Despite having no timepiece, he knew it was time to return. A breeze, as if seconding this impulse, sighed Rodrigues. He began sifting through his store of images for a story to recount to them, shielding this place and its particularities from their imaginations. He broke off two branches big enough to serve as stakes and carried them with him down to the bank and the canoe. Using his knife and fingers, and, once he had created an opening, the thinner end of his paddle, he dug a hole, and pounded the first stake into it. Using the twine he created a cross with the other branch, then strung a series of knots around it, from the base to the top, wishing he had brought beads or pieces of colored cloth, or anything that would snare the gaze from a distance. He stepped back to inspect it. He was not sure he would be able to spy it from the water, though it commanded the eye from where he stood.

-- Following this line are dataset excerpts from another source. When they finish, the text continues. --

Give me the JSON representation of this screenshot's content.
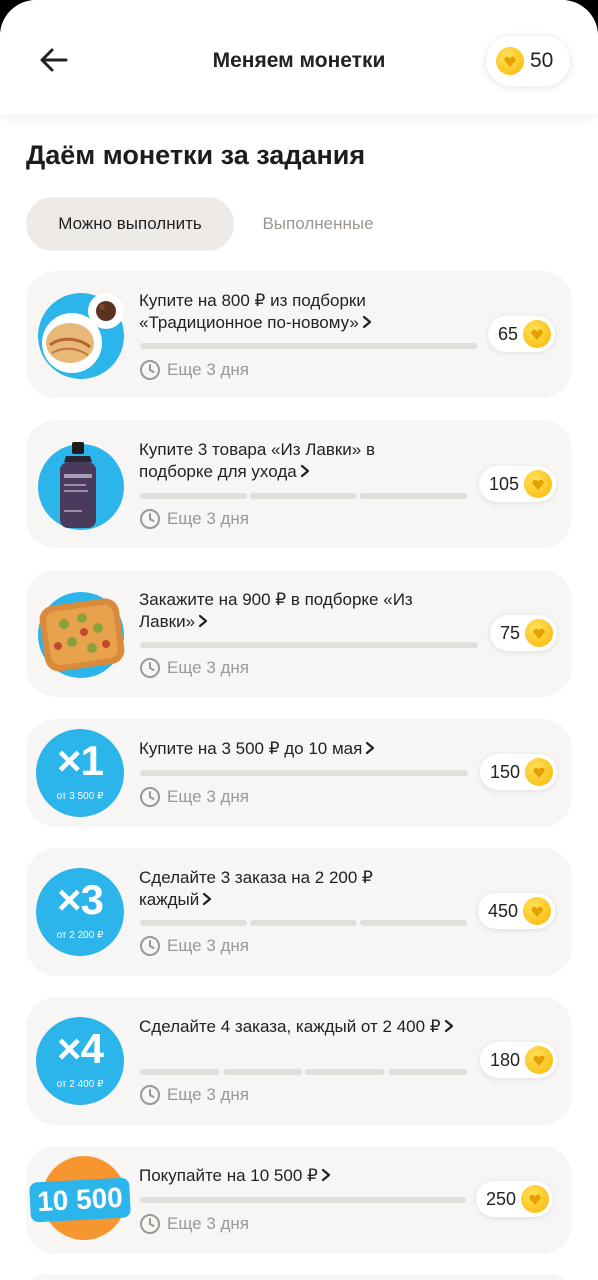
{
  "header": {
    "title": "Меняем монетки",
    "balance": "50"
  },
  "section_title": "Даём монетки за задания",
  "tabs": [
    {
      "label": "Можно выполнить",
      "active": true
    },
    {
      "label": "Выполненные",
      "active": false
    }
  ],
  "tasks": [
    {
      "text": "Купите на 800 ₽ из подборки «Традиционное по-новому»",
      "progress_done": 0,
      "progress_total": 1,
      "deadline": "Еще 3 дня",
      "reward": "65",
      "image": "pancakes-photo"
    },
    {
      "text": "Купите 3 товара «Из Лавки» в подборке для ухода",
      "progress_done": 0,
      "progress_total": 3,
      "deadline": "Еще 3 дня",
      "reward": "105",
      "image": "gel-bottle-photo"
    },
    {
      "text": "Закажите на 900 ₽ в подборке «Из Лавки»",
      "progress_done": 0,
      "progress_total": 1,
      "deadline": "Еще 3 дня",
      "reward": "75",
      "image": "pizza-photo"
    },
    {
      "text": "Купите на 3 500 ₽ до 10 мая",
      "progress_done": 0,
      "progress_total": 1,
      "deadline": "Еще 3 дня",
      "reward": "150",
      "badge": {
        "big": "×1",
        "small": "от 3 500 ₽"
      }
    },
    {
      "text": "Сделайте 3 заказа на 2 200 ₽ каждый",
      "progress_done": 0,
      "progress_total": 3,
      "deadline": "Еще 3 дня",
      "reward": "450",
      "badge": {
        "big": "×3",
        "small": "от 2 200 ₽"
      }
    },
    {
      "text": "Сделайте 4 заказа, каждый от 2 400 ₽",
      "progress_done": 0,
      "progress_total": 4,
      "deadline": "Еще 3 дня",
      "reward": "180",
      "badge": {
        "big": "×4",
        "small": "от 2 400 ₽"
      }
    },
    {
      "text": "Покупайте на 10 500 ₽",
      "progress_done": 0,
      "progress_total": 1,
      "deadline": "Еще 3 дня",
      "reward": "250",
      "badge": {
        "label": "10 500"
      }
    }
  ],
  "colors": {
    "accent_blue": "#2bb5ea",
    "coin_yellow": "#fcc21b",
    "card_bg": "#f7f6f4"
  }
}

But, he reminded himself, once he returned to the ship, it would be for the last time, and he would have months, years even, to find and reconstruct this cross again, to place a new one. The first people would guide him to it, too, if they happened upon it. He replaced his knife and the twine, collected his anchor, then hoisted himself back into the canoe, paddle in one hand, in the other his ballast. He pushed off from the shore, out into the river, and as he glanced at the cross, it appeared to flare, momentarily, before it disappeared like everything else around it into the island’s dense verdant hide. It was, despite his observations of the area, the one thing that he recalled so clearly he could have described it down to the grain of the wood when he slid into his hammock that night, and, when he returned a week later, his canoe and a skiff laden with ampler sacks, of flints, candles, seeds, a musket, his sword, a small tarp to protect him from the rain, enough hatchets and knives to ensure his work as trader, and translator, never to return to the Jonge Tobias, or any other ship, nor to the narrow alleys of Amsterdam or his native Hispaniola, the very first thing he saw.